A zero carbon world is going to come from the bottom up. Edward Mazria, founder of the Architecture 2030 initiative, said innovation and reduction of greenhouse gases (GHG) will happen through smaller, local means rather than through national and international initiatives.
"The action is happening from the bottom up, with local governments and individuals. The rubber meets the road in places like this, the architectural community, builders and planners," Mazria told the audience during the recent Royal Architectural Institute of Canada conference in Ottawa.
Most new construction happens in urban environments, which is also where the bulk of GHG emissions occur.
"That’s why the architectural sector is key for the future of greenhouse gas reduction," he said.
Phasing out CO2 emissions by 2030 is a three-step plan, he said.
New high performance building designs should be adopted, along with deep efficiency renovations and then employing renewable energy to power those buildings.
New building stock is "well on its way" to hitting the 2030 goal, he said, with 70 per cent of buildings already adhering to the standard by 2015. By 2030, most, if not all, new buildings should be carbon neutral.
Canada’s energy consumption has levelled out since 2003 thanks to new building codes, Mazria explained, and the same drop has occurred in GHGs due to switching to cleaner fuels.
But to bend the curve further downward, he said, deep efficiency renovations should take place at "building intervention points," when construction is scheduled. Such points include resiliency upgrades, flood mitigation, or zoning changes. Otherwise, if tenants are involved in the process, "it’s a nightmare," he said.

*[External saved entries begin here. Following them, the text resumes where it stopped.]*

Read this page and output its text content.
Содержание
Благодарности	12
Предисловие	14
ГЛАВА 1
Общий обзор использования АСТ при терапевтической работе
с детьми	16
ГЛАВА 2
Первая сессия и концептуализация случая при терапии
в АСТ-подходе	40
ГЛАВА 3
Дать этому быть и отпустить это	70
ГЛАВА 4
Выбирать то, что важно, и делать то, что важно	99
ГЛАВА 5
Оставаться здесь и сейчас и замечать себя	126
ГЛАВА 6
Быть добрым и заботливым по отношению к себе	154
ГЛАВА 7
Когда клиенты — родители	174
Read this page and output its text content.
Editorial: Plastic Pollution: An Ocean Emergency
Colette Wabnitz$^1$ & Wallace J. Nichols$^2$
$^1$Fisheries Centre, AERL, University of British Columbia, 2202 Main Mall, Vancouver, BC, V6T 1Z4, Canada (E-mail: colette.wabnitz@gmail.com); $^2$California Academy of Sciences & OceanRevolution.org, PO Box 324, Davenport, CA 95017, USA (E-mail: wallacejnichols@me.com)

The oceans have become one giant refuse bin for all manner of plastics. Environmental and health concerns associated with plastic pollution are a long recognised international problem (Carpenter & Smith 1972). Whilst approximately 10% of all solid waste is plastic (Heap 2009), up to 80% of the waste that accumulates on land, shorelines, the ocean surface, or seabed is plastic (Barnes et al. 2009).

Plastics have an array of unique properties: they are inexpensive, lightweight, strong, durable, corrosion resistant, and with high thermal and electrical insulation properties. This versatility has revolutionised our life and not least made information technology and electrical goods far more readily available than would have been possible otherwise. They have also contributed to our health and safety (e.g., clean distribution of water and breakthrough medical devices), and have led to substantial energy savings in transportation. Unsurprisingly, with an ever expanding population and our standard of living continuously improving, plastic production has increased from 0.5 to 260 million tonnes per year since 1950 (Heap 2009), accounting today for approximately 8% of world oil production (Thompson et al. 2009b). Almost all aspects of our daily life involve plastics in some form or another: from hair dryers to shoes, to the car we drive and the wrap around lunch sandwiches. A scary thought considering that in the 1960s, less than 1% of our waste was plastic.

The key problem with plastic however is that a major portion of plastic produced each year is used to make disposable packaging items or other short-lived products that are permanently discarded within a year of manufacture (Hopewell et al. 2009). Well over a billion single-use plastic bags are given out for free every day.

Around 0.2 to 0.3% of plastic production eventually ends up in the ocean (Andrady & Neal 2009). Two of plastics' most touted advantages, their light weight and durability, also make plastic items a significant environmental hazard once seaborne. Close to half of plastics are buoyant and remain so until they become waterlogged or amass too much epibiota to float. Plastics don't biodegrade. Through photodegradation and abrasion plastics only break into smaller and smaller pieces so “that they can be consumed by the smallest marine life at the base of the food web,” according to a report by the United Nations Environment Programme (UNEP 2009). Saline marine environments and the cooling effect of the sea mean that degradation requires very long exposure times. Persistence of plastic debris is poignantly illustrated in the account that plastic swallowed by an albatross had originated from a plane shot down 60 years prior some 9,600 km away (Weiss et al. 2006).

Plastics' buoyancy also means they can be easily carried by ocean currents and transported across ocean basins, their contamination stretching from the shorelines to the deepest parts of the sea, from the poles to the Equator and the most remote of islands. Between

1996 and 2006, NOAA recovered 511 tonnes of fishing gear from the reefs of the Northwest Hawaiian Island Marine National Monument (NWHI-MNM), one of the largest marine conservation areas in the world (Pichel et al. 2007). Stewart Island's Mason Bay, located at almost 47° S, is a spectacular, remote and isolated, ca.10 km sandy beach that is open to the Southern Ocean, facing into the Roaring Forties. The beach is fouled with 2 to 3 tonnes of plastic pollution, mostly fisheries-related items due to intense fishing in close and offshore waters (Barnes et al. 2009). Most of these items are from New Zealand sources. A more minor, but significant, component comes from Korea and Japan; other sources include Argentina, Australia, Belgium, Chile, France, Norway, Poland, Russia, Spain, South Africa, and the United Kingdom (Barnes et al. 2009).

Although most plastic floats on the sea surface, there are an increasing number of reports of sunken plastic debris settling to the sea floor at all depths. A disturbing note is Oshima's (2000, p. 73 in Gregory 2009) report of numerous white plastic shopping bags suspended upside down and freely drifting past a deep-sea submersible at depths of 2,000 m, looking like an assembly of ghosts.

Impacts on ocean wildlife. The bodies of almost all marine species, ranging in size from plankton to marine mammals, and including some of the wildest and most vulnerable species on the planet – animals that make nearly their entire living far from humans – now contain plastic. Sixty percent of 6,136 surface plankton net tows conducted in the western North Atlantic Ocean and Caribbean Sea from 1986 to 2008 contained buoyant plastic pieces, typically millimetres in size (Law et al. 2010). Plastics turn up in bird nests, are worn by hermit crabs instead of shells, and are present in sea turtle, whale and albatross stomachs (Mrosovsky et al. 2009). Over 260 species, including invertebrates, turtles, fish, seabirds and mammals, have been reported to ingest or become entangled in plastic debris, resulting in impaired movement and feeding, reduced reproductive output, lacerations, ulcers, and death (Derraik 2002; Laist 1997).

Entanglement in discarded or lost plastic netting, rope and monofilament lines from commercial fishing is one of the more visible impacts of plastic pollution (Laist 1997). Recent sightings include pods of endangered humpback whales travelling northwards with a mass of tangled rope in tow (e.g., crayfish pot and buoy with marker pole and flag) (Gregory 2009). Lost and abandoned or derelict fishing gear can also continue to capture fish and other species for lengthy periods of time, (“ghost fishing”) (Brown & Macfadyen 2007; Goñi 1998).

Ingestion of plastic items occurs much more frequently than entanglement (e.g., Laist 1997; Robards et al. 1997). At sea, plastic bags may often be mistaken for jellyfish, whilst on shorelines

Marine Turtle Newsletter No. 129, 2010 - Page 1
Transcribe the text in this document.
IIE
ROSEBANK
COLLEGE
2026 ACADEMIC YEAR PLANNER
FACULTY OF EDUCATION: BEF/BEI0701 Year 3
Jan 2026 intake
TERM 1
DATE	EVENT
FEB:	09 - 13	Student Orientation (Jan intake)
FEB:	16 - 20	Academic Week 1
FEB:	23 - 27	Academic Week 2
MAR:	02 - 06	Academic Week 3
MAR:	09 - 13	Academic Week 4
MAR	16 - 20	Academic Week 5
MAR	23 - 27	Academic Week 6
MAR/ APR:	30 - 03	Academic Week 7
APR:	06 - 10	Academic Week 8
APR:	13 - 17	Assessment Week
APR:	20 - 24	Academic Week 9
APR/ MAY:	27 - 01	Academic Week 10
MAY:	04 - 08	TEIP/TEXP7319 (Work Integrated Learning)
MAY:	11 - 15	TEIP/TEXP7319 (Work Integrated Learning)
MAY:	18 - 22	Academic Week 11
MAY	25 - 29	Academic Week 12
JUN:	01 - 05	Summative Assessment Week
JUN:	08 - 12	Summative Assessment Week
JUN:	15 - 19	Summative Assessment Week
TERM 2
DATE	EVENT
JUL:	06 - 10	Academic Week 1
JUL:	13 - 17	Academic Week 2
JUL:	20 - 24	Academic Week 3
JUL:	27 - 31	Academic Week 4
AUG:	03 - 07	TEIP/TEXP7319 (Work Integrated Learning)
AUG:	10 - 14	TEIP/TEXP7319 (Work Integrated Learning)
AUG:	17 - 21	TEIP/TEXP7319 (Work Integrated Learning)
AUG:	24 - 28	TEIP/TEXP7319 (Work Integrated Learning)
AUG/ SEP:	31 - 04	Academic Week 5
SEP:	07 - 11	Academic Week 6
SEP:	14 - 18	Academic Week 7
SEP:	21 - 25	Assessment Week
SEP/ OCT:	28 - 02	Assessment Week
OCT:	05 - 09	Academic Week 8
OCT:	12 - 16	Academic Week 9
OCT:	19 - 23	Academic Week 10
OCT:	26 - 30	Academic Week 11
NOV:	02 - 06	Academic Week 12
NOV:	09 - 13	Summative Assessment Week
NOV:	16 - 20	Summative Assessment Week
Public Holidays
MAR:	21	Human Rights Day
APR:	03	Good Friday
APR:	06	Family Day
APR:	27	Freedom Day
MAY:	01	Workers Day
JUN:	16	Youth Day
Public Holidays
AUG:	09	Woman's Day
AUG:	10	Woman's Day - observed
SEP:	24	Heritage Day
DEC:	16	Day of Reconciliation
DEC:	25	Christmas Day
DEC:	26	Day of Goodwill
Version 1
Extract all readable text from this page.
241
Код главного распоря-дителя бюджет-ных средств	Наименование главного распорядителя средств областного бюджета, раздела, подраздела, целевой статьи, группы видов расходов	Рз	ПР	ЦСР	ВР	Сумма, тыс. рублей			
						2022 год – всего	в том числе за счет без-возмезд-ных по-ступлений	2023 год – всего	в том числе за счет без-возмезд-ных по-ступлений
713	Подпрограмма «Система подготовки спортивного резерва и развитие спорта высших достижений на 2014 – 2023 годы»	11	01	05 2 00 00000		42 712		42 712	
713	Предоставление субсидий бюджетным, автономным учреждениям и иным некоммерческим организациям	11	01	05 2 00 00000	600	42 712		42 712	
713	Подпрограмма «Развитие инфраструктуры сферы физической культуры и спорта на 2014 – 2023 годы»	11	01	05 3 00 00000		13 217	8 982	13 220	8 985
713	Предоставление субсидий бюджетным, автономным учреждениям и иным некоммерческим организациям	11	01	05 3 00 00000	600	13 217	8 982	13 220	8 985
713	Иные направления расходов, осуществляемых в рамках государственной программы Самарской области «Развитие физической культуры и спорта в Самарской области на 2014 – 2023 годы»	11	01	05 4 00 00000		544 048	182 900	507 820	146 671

Another optimal upgrade point is when buildings are bought or sold, Mazria said. Small buildings have a high annual transaction rate, but use under 35 per cent of total energy consumption in the building sector.
Large buildings by contrast consume over 65 per cent of the energy in the building sector, but have a low transaction rate and make up less than 10 per cent of building stock.
"So a policy has to address both areas," Mazria said.
A policy should require a Building Energy Asset Score or Energuide score at point of sale or listing for smaller (under 20,000-square-foot) buildings, he said, and provide incentives for deep energy efficiency renovation.
"With large buildings, a progressive cycle of upgrades makes more sense, with offset purchasing used to upgrade public housing and other projects," Mazria said. "Alternative compliance options should also be in place, since some buildings will not renovate for a long time."
Other methods to "move the market" include building certifications, which Mazria said "tell the market where it’s going and what it’s thinking."
He added many cities are already signing onto these goals and China is also moving towards Zero Net Carbon.
Academia also needs to prepare students for a low carbon future, Mazria said, by changing studio culture. Internships and awards are one way to change that culture, and he cited Innovation 2030, a student competition to transform design by addressing energy and emissions, adaptation and resilience.